Citada, a ré contestou, arguindo a sua ilegitimidade sob o argumento de que na condição de mera administradora do grupo que forma o consórcio em questão, não mantém relação jurídico-material com o autor, que deve demandar contra o grupo que forma o consórcio acerca da rescisão e restituição de valores. Quanto ao mérito da pretensão, defende o poder de decisão que, por lei, é conferido ao grupo do consórcio e de sua administradora, em função do que lhes cabe decidir, de acordo com certos critérios, se é ou não vantajoso aos interesses do grupo liberar recursos para que o consorciado possa adquirir o bem que indica, o que não aconteceu no caso do autor, por não convir aos interesses do consórcio o bem por ele indicado, conforme lhe foi explicitado, depois que a sua cota foi contemplada por lance, reconhecendo-se-lhe o direito a adquirir o bem de seu interesse, mas condicionado aos critérios de conveniência do grupo do consórcio, e que no caso a negativa à liberação deveu-se ao fato de o veículo que seria adquirido não poderia ser objeto de cláusula de alienação fiduciária, o que colocaria sob desproteção o grupo do consórcio. Por fim, aduz que, cancelada a cota, aplica-se a lei federal 11.705/2008 que regula a forma e valores que devem ser restituídos no caso de rescisão do contrato de consórcio.
Réplica apresentada.
É o RELATÓRIO.
FUNDAMENTO.
Tendo tido cota cancelada em consórcio, assiste ao autor o direito de pugnar pela rescisão do respectivo contrato, sobre o que a ré não controverte, embora obtempere se deva considerar que a rescisão é de ser considerada como provindo unilateralmente de parte do autor, o que é de se observar para efeitos de definir quanto ao valor a ser restituído, com a incidência daquelas cláusulas que preveem os encargos para a hipótese de rescisão por desejo do consorciado. O autor argumenta que é justa a rescisão e motivada por fato gerado pela ré, que lhe negou indevidamente a liberação de recursos para a aquisição de um veículo.

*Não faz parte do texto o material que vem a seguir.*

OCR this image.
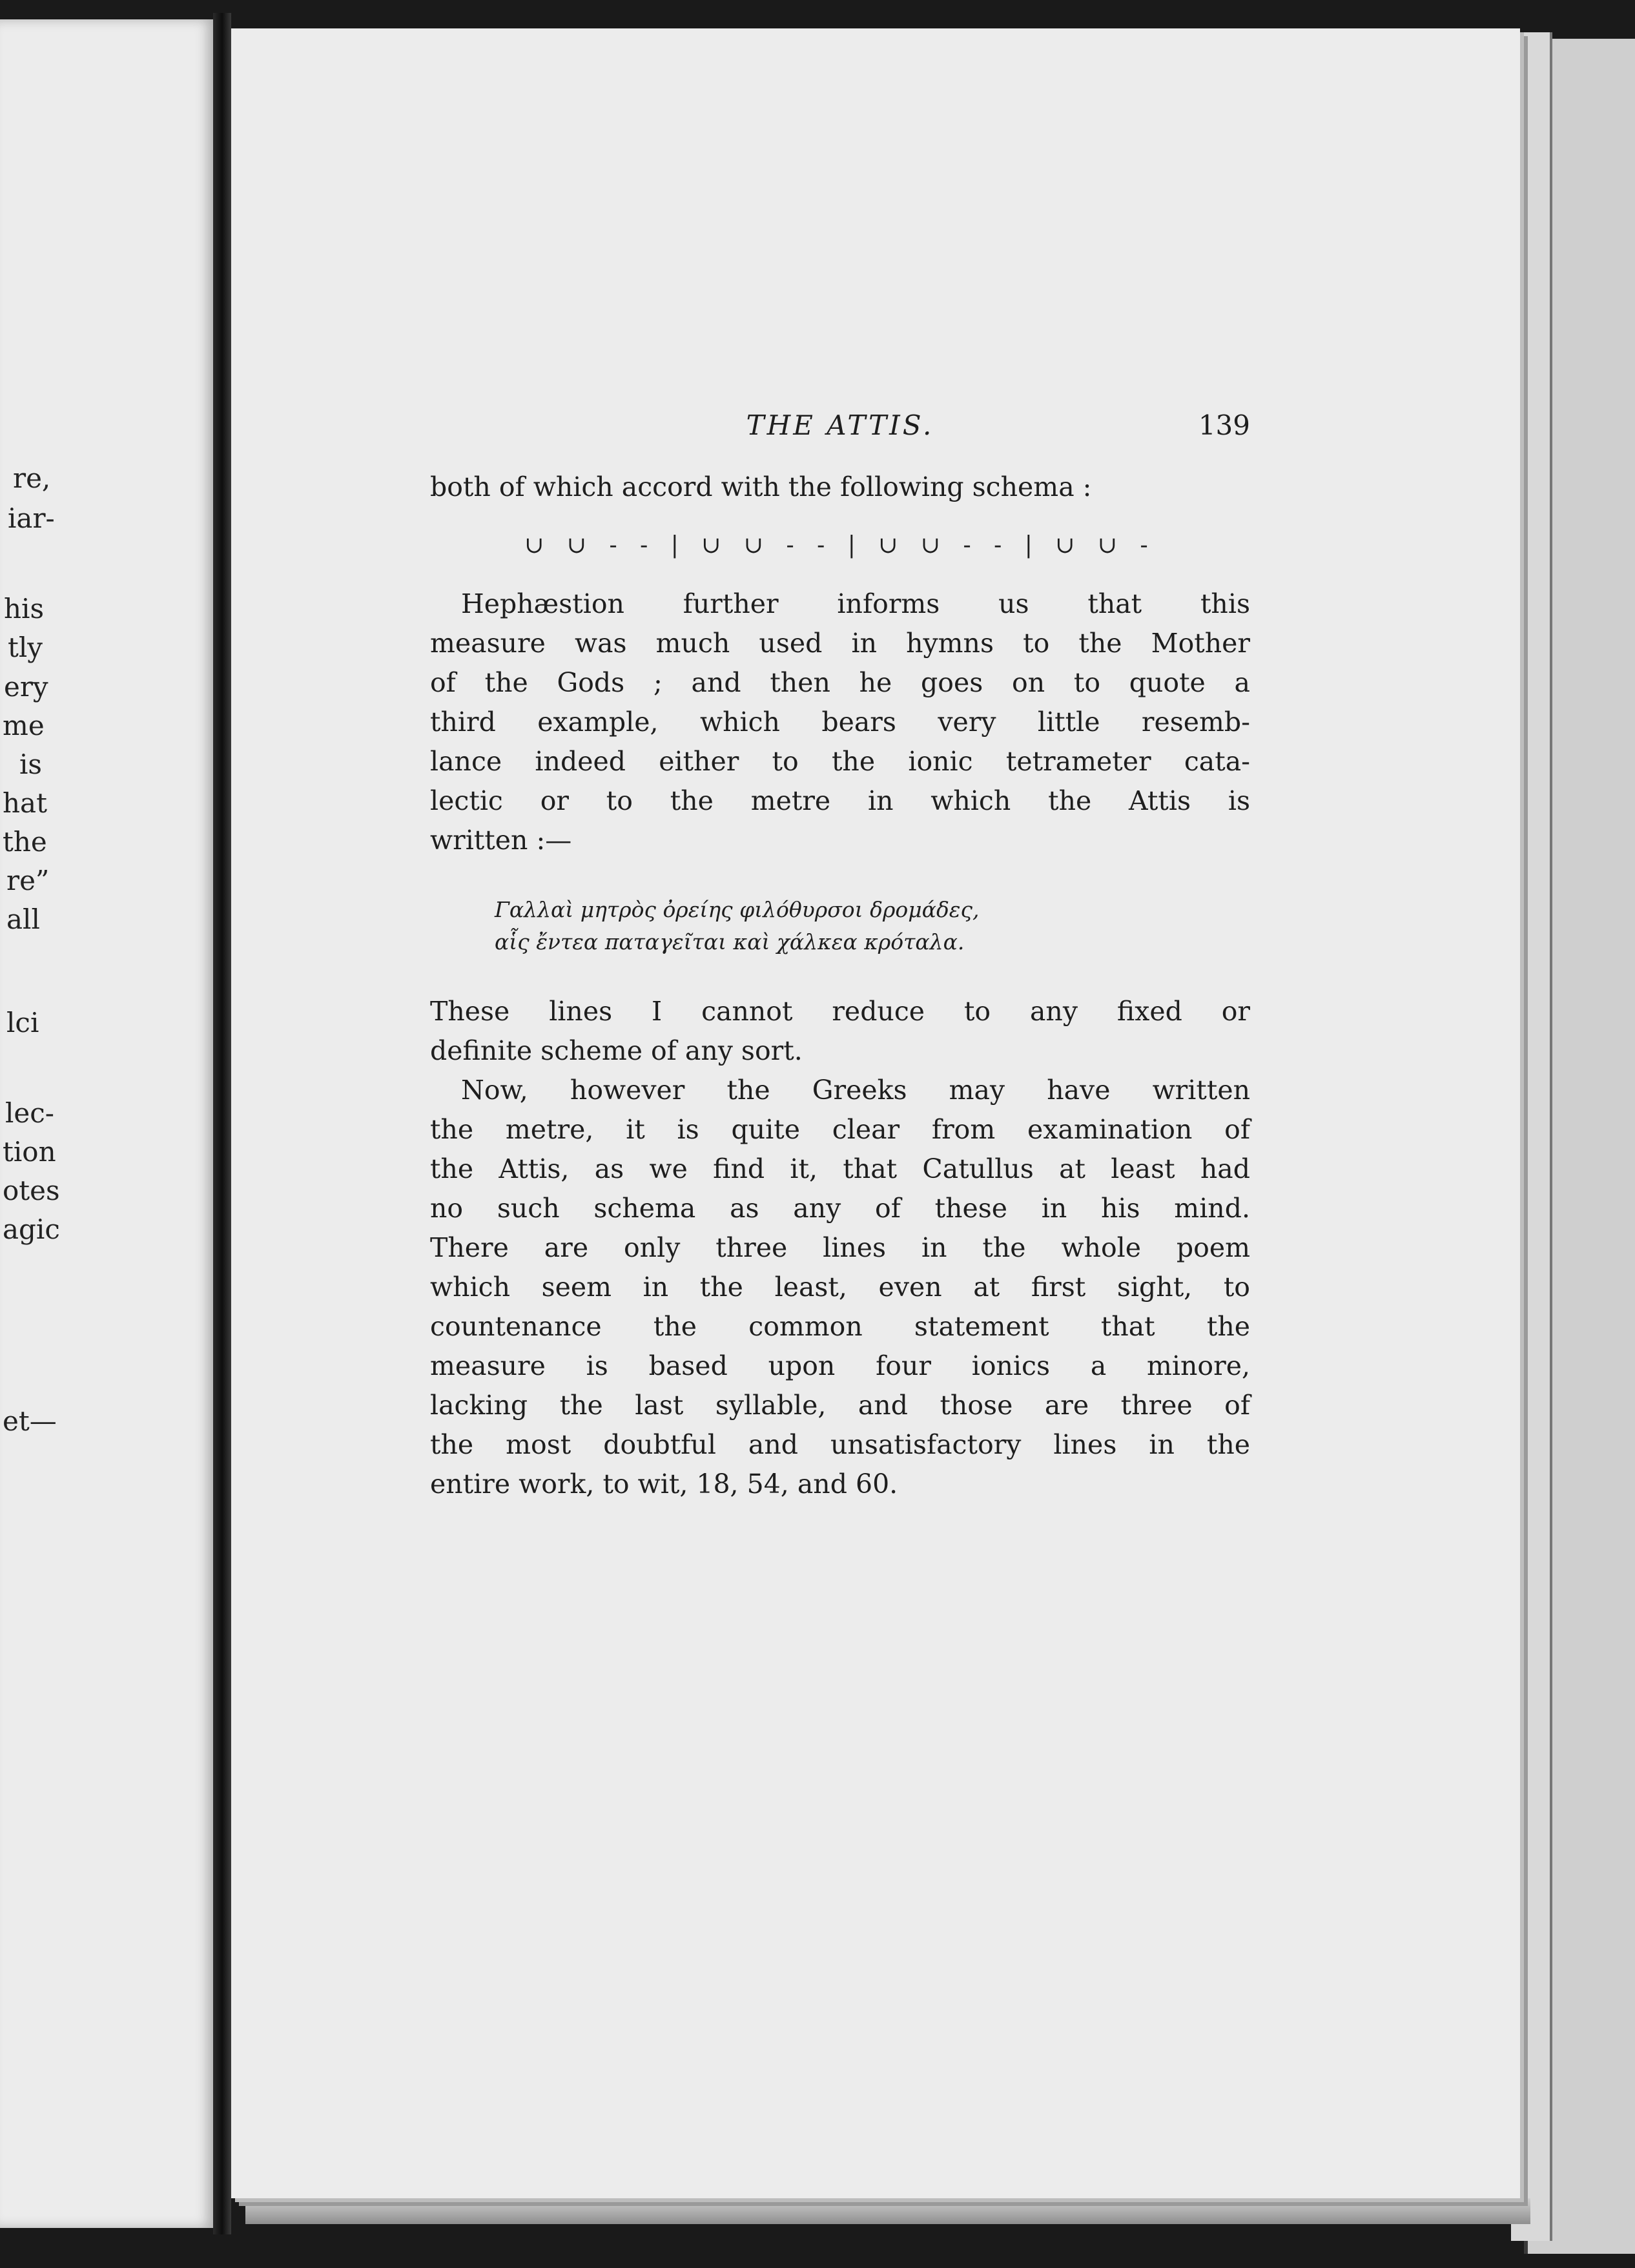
re,
iar-
his
tly
ery
me
is
hat
the
re”
all
lci
lec-
tion
otes
agic
et—
THE ATTIS.	139
both of which accord with the following schema :
∪ ∪ - - | ∪ ∪ - - | ∪ ∪ - - | ∪ ∪ -
Hephæstion further informs us that this
measure was much used in hymns to the Mother
of the Gods ; and then he goes on to quote a
third example, which bears very little resemb-
lance indeed either to the ionic tetrameter cata-
lectic or to the metre in which the Attis is
written :—
Γαλλαὶ μητρὸς ὀρείης φιλόθυρσοι δρομάδες,
αἷς ἔντεα παταγεῖται καὶ χάλκεα κρόταλα.
These lines I cannot reduce to any fixed or
definite scheme of any sort.
Now, however the Greeks may have written
the metre, it is quite clear from examination of
the Attis, as we find it, that Catullus at least had
no such schema as any of these in his mind.
There are only three lines in the whole poem
which seem in the least, even at first sight, to
countenance the common statement that the
measure is based upon four ionics a minore,
lacking the last syllable, and those are three of
the most doubtful and unsatisfactory lines in the
entire work, to wit, 18, 54, and 60.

Quanto à legitimação passiva, reconhece-se que a ré como administradora do consórcio em questão representa em juízo os interesses do grupo de consórcio, o que significa dizer que a Lei lhe dota da necessária personalidade judiciária para ser aqui demandada acerca da natureza jurídica que se deve conferir à extinção do vínculo contratual em face do autor. Para efeito de legitimação passiva em juízo, importante observar as específicas características que formam o contrato de consórcio, que tem por objetivo fomentar recursos financeiros destinados à aquisição de bens duráveis, reunindo pessoas que tenham esse mesmo objetivo, as quais assim formam um grupo que é gerido e administrado por uma pessoa jurídica que tenha poderes concedidos pelo Banco Central para operar nesse tipo de segmento. A ré, portanto, é parte legítima em face do conteúdo da relação jurídico-material objeto desta ação.
Quanto ao mérito da pretensão.
A como se fez referência, não se instala controvérsia quanto a se configurar hipótese de rescisão do contrato de consórcio, com a exclusão do autor do respectivo grupo. A manifestação de vontade do autor é inequívoca nesse sentido. A controvérsia radica, no contudo, no definir sob que circunstâncias fático-jurídicas essa rescisão opera seus efeitos, ou mais precisamente, se a rescisão é de ser decretada por se reconhecer a manifestação unilateral do autor nesse sentido, ou se o grupo de consórcio erigiu-lhe algum injustificado entrave a ponto de dar azo a que o autor não tivesse outra solução que pretender sair do grupo de consórcio. Conforme a valoração que se fizer de tais circunstâncias, estará o autor ou não sujeito à incidência dos encargos (multa, por exemplo), decorrentes da rescisão.
Destarte, examinadas as circunstâncias que determinaram o interesse do autor em rescindir o contrato de consórcio, constata-se que o grupo de consórcio não lhe criou nenhum desarrazoado motivo a tanto, senão que se limitou a exercer a liberdade que é inerente ao contrato de consórcio, cujos interesses representam a soma dos interesses dos consorciados, mas com esses interesses não se confundem, de modo que é plenamente justificado que, em determinadas situações, não convenha aos interesses comuns do consórcio liberar recursos para a aquisição de determinado bem indicado pelo consorciado que tenha tido lance contemplado, como sucedeu no caso do autor, que indicou um bem (um veículo) que não poderia, segundo a ré, ser objeto de contrato de aquisição com cláusula de alienação fiduciária, o que no entender da ré, e com razão, não conferiria uma proteção jurídica adequada, necessária em face dos riscos que envolvem a aquisição de um veículo, de modo que a ré explicitou ao autor a razão pela qual os recursos financeiros não lhe seriam liberados, o que justificou o cancelamento da cota, surgindo aí o interesse do autor em rescindir o contrato de consórcio.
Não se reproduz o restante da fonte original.